Don't ask me why I decided to reboot and start from square one. I just did.
The Industrial Revolution as reimagined by Otomo Katsuhiro is both a visually spectacular work of art and an impassioned and expert critique of absolutist, fascist, and nationalist doctrines. Otomo rejects the conventional clash between good and evil. By including two interconnected feuds of differing societal proportions, he opts to collide philosophies, beliefs, and generations in an unceasing physical and psychological combat. In a similar vein, the movie decides against developing into a utopian fantasy. Ray, Scarlett, and the kids must fight for existence in a setting ruled by irrational aspirations. A similar fate awaits the youth of the twenty-first century.

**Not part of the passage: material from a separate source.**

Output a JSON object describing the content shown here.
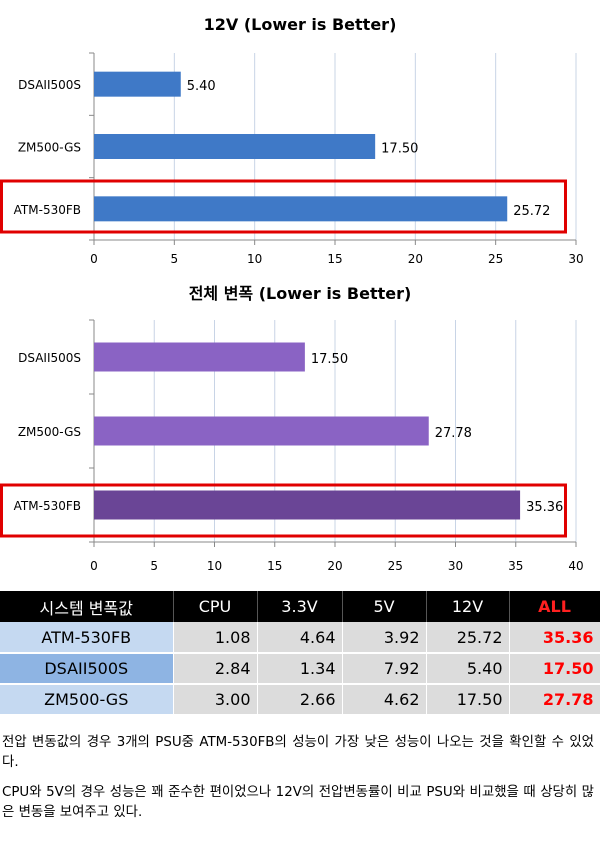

A well-constructed light sci-fi world, life lessons from an Edward Yang movie, and references to All About Lily Chou-Chou can all be detected in Kogonada's sophomore feature. In other words, After Yang incorporates aspects, notions, and objects that I value both personally and as a cinephile. But when the story overuses subtlety, it loses all credibility and becomes pretentious to the point of becoming dreadfully tedious. The visual appeal is still strong, but nothing else seems to leave positive impact. In the hands of a better director, such as Kore-eda or Patrick Tam, the film could've reached a different destiny.
Kitano cooks a blend of tranquillity and violence. He seasons it with a generous amount of comedy, and finally adds to the plating sublime cinematography. The result is wonderful, yet the genuine surprise of the taste hardly lies in the cooking process. Never before have I seen a film where the characters – regardless of their likeability – so easily drown themselves in a world of acute danger. They do so without panic or dread. They are numb and the society that supervised their journey to the direction of no return now accuses them of insensibility. Well done, Kitano!
How can simple horizontal camera movements add so much impact to a movie? With Dancing Girl, Shimizu Hiroshi proves that his mastery over the cinematic form was faultlessly retained till the very end of his career (He merely made two more films). The film is unlike the Shimizu works I have previously seen. It behaves more like a Kawashima movie, prompting me to miss his impeccable framing and feel disappointed. However, the core of the narrative – a delicately framed, wonderfully stifled, yet doubtlessly chaotic relationship saga – is purely Shimizu. The lead trio, especially Awashima Chikage, are brilliant.